おそらく名作と呼ばれる作品ほど人間の深淵を描いていることでしょう。同じ恋でも、恋人の幸せのために身を引く恋もあれば、破滅に向かう恋もあります。文学者は言葉の達人、表現の名人です。文学にはあなたが感じたけれどうまく言葉にできなかった思いが表現されているはずです。
それと出会うのが読書という旅のよろこびでもあります。
文学作品の核心を知るには、詳細(ディテイル)を読むしかありません。あらすじは文学の理解を助けこそすれ邪魔しないのです。「あらすじ」を最初に読んで大きな流れを頭に入れれば、自分が全体の中でどこにいるのかわかります。あらすじは地図のようなものです。
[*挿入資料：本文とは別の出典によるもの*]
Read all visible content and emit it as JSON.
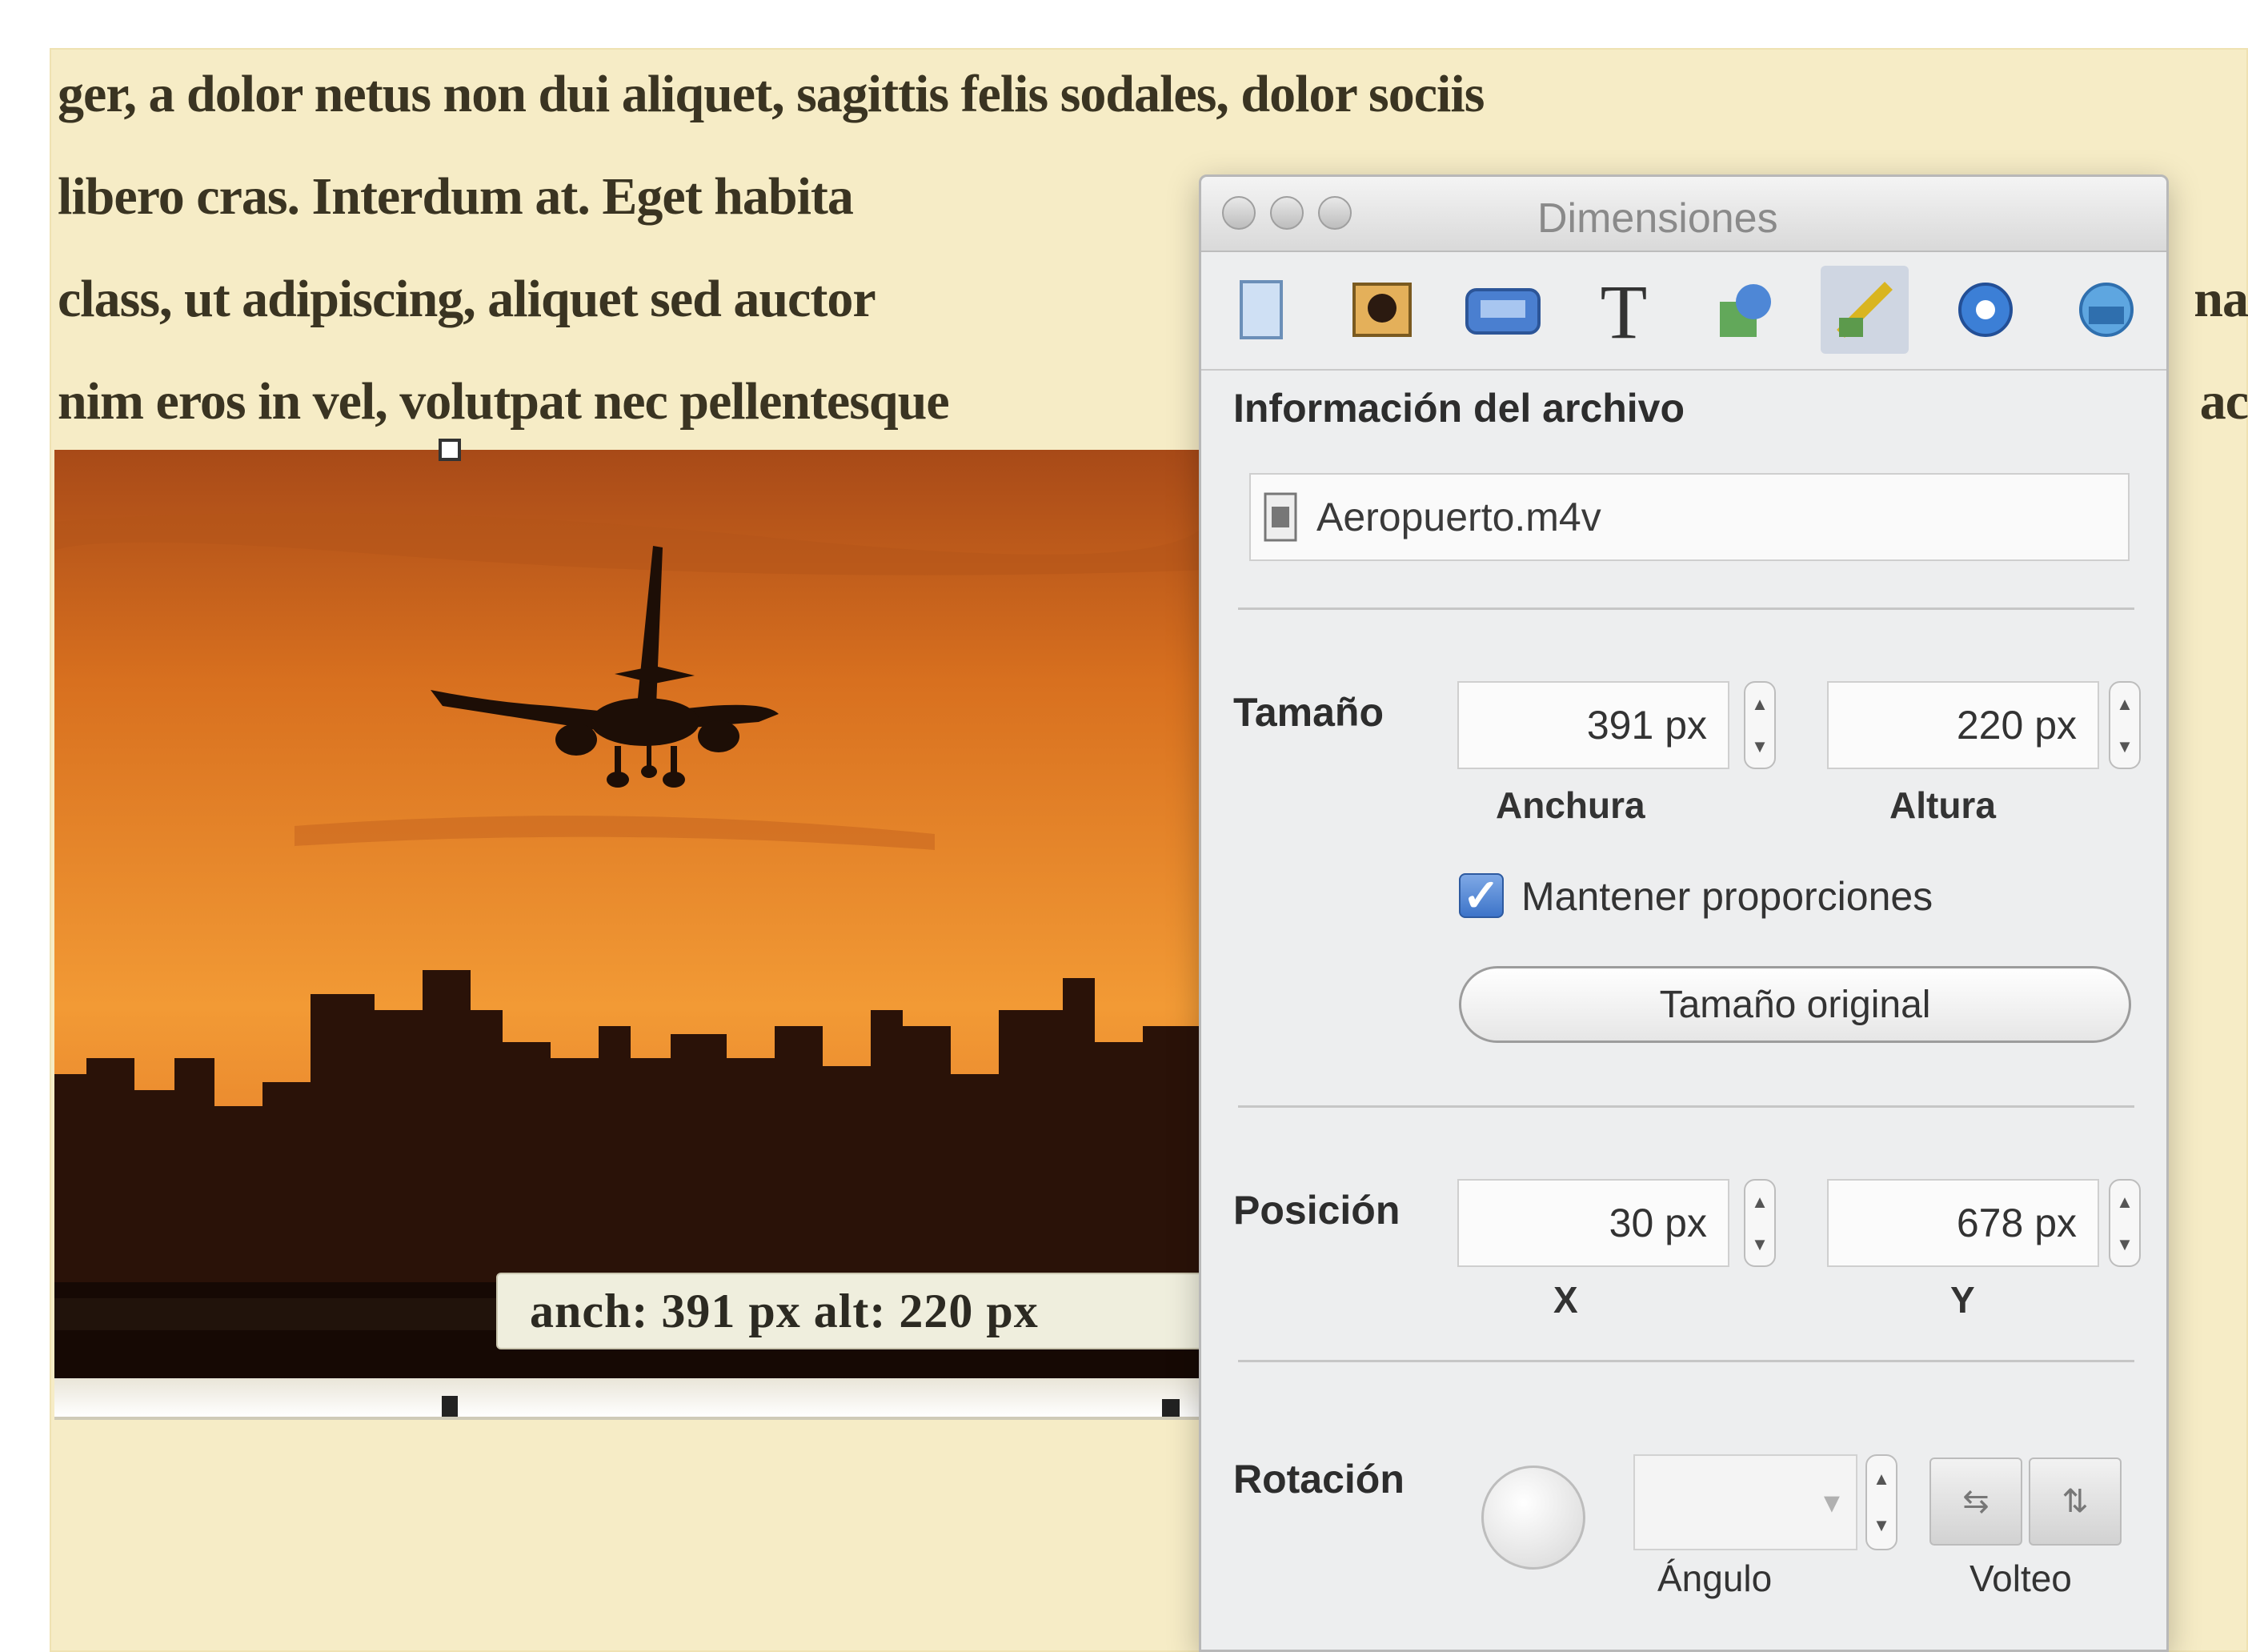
{
  "document": {
    "lines": [
      "ger, a dolor netus non dui aliquet, sagittis felis sodales, dolor sociis",
      "libero cras. Interdum at. Eget habita",
      "class, ut adipiscing, aliquet sed auctor",
      "nim eros in vel, volutpat nec pellentesque"
    ],
    "line3_tail": "na",
    "line4_tail": "ac"
  },
  "image_tooltip": "anch: 391 px   alt: 220 px",
  "panel": {
    "title": "Dimensiones",
    "toolbar_icons": [
      "document-icon",
      "image-icon",
      "layout-icon",
      "text-icon",
      "graphic-icon",
      "metrics-icon",
      "color-icon",
      "link-icon"
    ],
    "active_tool_index": 5,
    "file_info_label": "Información del archivo",
    "file_name": "Aeropuerto.m4v",
    "size": {
      "label": "Tamaño",
      "width_value": "391 px",
      "height_value": "220 px",
      "width_label": "Anchura",
      "height_label": "Altura",
      "keep_proportions_label": "Mantener proporciones",
      "keep_proportions_checked": true,
      "original_size_button": "Tamaño original"
    },
    "position": {
      "label": "Posición",
      "x_value": "30 px",
      "y_value": "678 px",
      "x_label": "X",
      "y_label": "Y"
    },
    "rotation": {
      "label": "Rotación",
      "angle_label": "Ángulo",
      "flip_label": "Volteo"
    }
  },
  "colors": {
    "page_background": "#f6ecc6",
    "sky_top": "#c8641e",
    "sky_mid": "#f0922c",
    "skyline": "#2a1208",
    "panel_background": "#edeeef",
    "checkbox_blue": "#3d74c9"
  }
}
葛藤を感じている最中なのか、葛藤と格闘しているところなのか、葛藤を解消しようとするクライマックスを読んでいるのか。全体の中で自分がどこにいるか把握していれば、道に迷うこともありません。
あらすじで把握したその場所、状況の中で、作者が何を訴えようとしているのか。どんな技巧を発揮しているのか。それを追求することが、読書という冒険、旅になります。
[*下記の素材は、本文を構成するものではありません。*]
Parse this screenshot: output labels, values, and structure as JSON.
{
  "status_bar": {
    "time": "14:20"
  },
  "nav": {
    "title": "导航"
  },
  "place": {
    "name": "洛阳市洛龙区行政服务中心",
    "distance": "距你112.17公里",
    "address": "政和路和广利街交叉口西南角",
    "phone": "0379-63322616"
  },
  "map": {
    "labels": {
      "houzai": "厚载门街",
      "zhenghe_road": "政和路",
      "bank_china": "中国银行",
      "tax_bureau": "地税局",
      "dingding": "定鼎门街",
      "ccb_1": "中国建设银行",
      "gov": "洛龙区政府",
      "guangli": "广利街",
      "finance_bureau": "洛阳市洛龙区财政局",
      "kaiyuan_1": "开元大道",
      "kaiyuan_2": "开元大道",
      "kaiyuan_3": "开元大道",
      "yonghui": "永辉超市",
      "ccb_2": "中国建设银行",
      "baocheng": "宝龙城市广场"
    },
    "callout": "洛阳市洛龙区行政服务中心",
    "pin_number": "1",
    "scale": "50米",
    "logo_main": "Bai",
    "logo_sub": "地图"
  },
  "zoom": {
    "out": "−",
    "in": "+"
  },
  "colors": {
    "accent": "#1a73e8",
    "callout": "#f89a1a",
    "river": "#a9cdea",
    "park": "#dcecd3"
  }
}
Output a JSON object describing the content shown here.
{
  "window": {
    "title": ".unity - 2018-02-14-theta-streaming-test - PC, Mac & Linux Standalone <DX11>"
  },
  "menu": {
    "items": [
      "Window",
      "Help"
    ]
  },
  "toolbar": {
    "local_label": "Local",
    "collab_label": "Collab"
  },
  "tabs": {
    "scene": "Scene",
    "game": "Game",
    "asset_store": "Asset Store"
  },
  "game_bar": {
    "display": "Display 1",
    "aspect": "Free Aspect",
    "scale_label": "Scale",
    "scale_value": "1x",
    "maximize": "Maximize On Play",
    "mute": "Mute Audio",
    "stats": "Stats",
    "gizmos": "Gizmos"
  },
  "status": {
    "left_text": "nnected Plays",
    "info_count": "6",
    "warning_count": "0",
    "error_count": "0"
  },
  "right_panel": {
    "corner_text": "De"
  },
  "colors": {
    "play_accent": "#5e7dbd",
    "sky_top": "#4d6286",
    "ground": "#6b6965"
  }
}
読書の面白さはディテールにある。あらすじに本当の味はない

文学にはあなたが気づけなかった感情が描かれていて、それを発見し、それに触発されることもあるでしょう。その淵源の感情を追体験することも文学の目的のひとつです。
だから、あらすじには文学の本当の味はないのです。私はそう思っています。
旅先の市場や路上や安宿街を歩くことと、地図を眺めることは全然違います。
読書という冒険のおもしろさはディテイルにこそあるのです。
読書することで、自分を知ることができる。

あらすじで把握した状況の中で表現されている「作者の思い」と感じた「あなたの思い」が違っていれば、それが「あなたの個性」です。同じ状況でも、作者とは目の付け所が違うかもしれない。胸をよぎる感情が違うかもしれない。それが「あなた」なのです。読書することで、自分を知ることができます。
あらすじを読んで面白そうと思ったら、実際に照会している作品を手に取って読んでみてください。ガイドブックを読むだけでなく、実際の、本当の旅をしてください。
そのためのイントロダクション・ガイダンスが、私の書評にできたらいいな、と思っています。
※本は電子書籍がおすすめです。